Vandalism of the city’s old cemeteries is robbing the city of its heritage and a major potential tourist attraction.
July 10, 2014
Metal Thieves hauling away stripped graveyard railings.
One of Pietermaritzburg’s greatest historical assets is rapidly on the path to becoming no more than history as vandals strip and plunder the city’s oldest cemeteries on either side of Chief Albert Luthuli Road.
Metal thieves have been stripping the graves of their ornate iron railings, smashing the gravestones in the process.
They were recently photographed carting away the railings by a concerned local historian, Eckhard von Fintel.
“When I entered into Miller Street onto Prince Alfred Street, I noticed these two guys carrying metal surroundings of graves walking towards Prince Alfred Street. I passed them, stopped, got my camera ready and turned around. Stopping opposite them I quickly took a photo, but they had already noticed me and hid their faces. They turned right into Prince Alfred Street and walked at a fast pace. I passed them and stopped to take another photo. When I looked back, they had disappeared, leaving their haul on the pavement,” said Von Fintel.
“A number of us are very worried about the vandalism that takes place at the old Commercial Road Cemeteries,” he says.
So concerned, in fact, that after repeated calls on the municipality to protect the historic old cemeteries an organisation called the Commercial Road Cemetery Action Group was formed to safeguard the graves by raising funds to fence the cemeteries securely. It included living descendants of forebears buried there.
More than R200 000 was raised for the project, including money which had been paid by these families for the up keep of the graves as well as public donations, and palisade fencing was erected around the cemeteries in 2010.
But the cemeteries are once more in a dire state of neglect with over-grown grass and weeds and dead trees and branches that have not been removed.
“The fence was never given as much as a drop of paint by the municipality during the past ten years. The rust on the palisade fence bears witness of this,” says Von Fintel.
The depredations of metal thieves have hastened the degradation of the cemetery. The hand-wrought iron railings and ornamentations erected at great cost have been plundered from the graves.
As one of the first cemeteries in the city – the earliest burial recorded there dates back to 1839 – it chronicles an important early period of Natal history and the infancy of Pietermaritzburg. Where most people just see old graves, the cemetery provides historians and genealogists (who study family history) with a wealth of information about the past.

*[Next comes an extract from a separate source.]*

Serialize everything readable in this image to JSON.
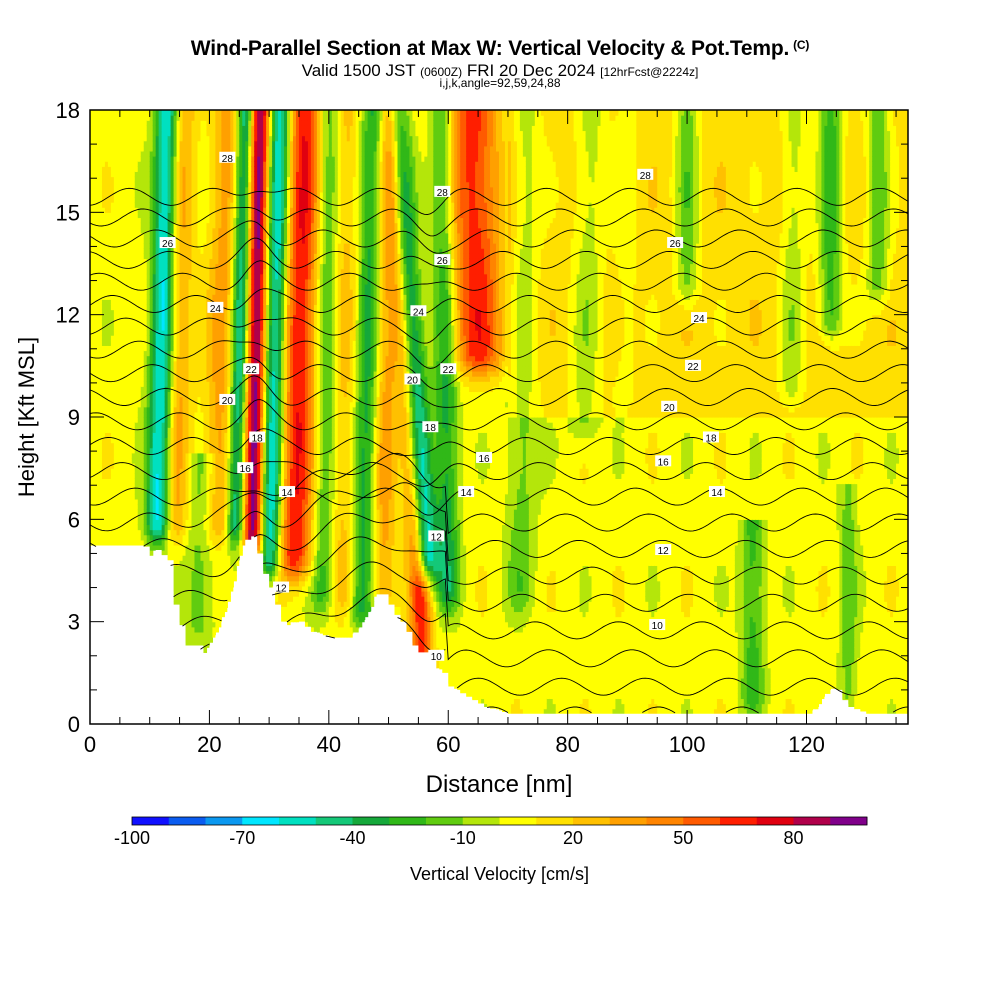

“When you walk through the graveyard you will see many of the names associated with early settlers to this city. For example, there is a large tombstone and burial plot for the Davis family who owned the Natal Witness before the Craib family,” says John Deare, chairman of the Natal Inland Family History Society.
“Since then we have found squatters living in the Lych Gate building. Eventually the municipal security services evicted them. The building still remains and I am sure it is still used by squatters. Metal grave surrounds have been torn up and stolen. Grave-stones have been removed, stolen for re-cycling,” Deare told the Sun.
Von Fintel says he is dismayed at Msunduzi Municipality’s lack of concern for the historic site.
“The fence was never given as much as a drop of paint during the past ten years. The rust on the palisade fence… bear witness of this,” said von Fintel.